That Andy Marshall, aka King Krule, hails from London should come as no surprise.
London does the prodigious teen-musician bit as well as anywhere in the world. Think Arctic Monkeys’ Alex Turner, who continues to write aggressive, sophisticated rock music some six years after blowing up at the age of 19.
At 17, Marshall’s even younger than Turner was. And while Arctic Monkeys, especially in their earliest phase, plied a nuanced but danceable form of rock and roll — long a youth-dominated genre — Marshall as King Krule makes cutting, full-bodied soul.
Krule’s been a popular wagon to ride in the music industry lately, with his debut EP having dropped this week. It doesn’t take long to see why: his voice, deep and rugged, calls to mind an elastic, English Roy Orbison, and watching it rise from such an unlikely appearance proves rewarding in and of itself.
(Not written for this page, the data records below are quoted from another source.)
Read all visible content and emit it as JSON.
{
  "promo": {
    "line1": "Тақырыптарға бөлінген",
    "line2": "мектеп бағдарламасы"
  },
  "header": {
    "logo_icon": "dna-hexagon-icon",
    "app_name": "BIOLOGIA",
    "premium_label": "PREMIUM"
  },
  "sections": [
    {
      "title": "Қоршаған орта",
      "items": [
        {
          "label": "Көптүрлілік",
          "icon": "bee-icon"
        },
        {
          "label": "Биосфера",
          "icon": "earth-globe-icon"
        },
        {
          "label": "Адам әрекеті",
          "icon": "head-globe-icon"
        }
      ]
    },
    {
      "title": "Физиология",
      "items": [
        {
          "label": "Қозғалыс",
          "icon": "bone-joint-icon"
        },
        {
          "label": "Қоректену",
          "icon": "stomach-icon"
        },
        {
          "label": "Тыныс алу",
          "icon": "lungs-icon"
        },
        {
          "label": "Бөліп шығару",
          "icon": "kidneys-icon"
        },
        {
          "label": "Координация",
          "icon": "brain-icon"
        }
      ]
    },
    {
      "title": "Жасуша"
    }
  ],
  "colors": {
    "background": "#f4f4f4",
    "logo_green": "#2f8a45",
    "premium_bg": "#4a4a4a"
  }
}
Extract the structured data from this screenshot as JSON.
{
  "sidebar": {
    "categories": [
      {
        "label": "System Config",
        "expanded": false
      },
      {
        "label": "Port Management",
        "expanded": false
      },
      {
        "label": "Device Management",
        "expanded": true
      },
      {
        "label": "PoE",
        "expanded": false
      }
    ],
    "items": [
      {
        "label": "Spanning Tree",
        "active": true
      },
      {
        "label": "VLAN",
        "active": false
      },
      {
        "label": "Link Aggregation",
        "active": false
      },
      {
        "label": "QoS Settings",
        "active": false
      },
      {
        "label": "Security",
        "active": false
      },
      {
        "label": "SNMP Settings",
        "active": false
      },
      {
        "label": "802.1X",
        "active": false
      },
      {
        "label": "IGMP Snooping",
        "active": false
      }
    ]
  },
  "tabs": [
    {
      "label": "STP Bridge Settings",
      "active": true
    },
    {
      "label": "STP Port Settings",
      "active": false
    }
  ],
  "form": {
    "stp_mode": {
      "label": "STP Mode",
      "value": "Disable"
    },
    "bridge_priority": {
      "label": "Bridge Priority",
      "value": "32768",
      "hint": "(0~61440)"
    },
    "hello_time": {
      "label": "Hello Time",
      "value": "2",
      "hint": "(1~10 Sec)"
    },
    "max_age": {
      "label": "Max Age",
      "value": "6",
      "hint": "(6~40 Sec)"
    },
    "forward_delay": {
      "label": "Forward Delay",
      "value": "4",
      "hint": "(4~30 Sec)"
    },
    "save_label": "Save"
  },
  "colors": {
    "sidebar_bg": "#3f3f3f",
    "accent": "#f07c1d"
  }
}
Kid can flat sing. His lyrics dig through the offal of love with a deftness that one doesn’t often associate with teenagers, though the vitriol certainly sounds familiar. A sample lyric, from “Out Getting Ribs“: “I hoped I’d never be shut down / But girl, I’m black and blue / So beaten down for you / Well I’m beaten down and blue.”
Marshall produces his own instrumentals as well, which meld an R&B/hip-hop sensibility — loops, drum machine, the clatter of urban life — with the warm piano and murmuring bass of soul music.
Check out his best track off the EP, “The Noose of Jah City.” (Best after excluding the one-minute-long “Lead Existence,” which could be four times its length.) While the EP is a little uneven and dissapointingly brief, it’s also a remarkable first statement from such a young artist.
The music has a certain remoteness to it, which makes the first listen cold and a little forbidding, but King Krule could catch on here.
Americans are always looking for the next British sensation, and though Marshall’s voice deviates from those of polished crooners like Michael Buble, their success shows that there’s still a market for men who can sing with gravity.
With any luck, King Krule will develop an audience beyond bloggers and London, much in the way that Alex turner has. At his age, there’s no rush, either.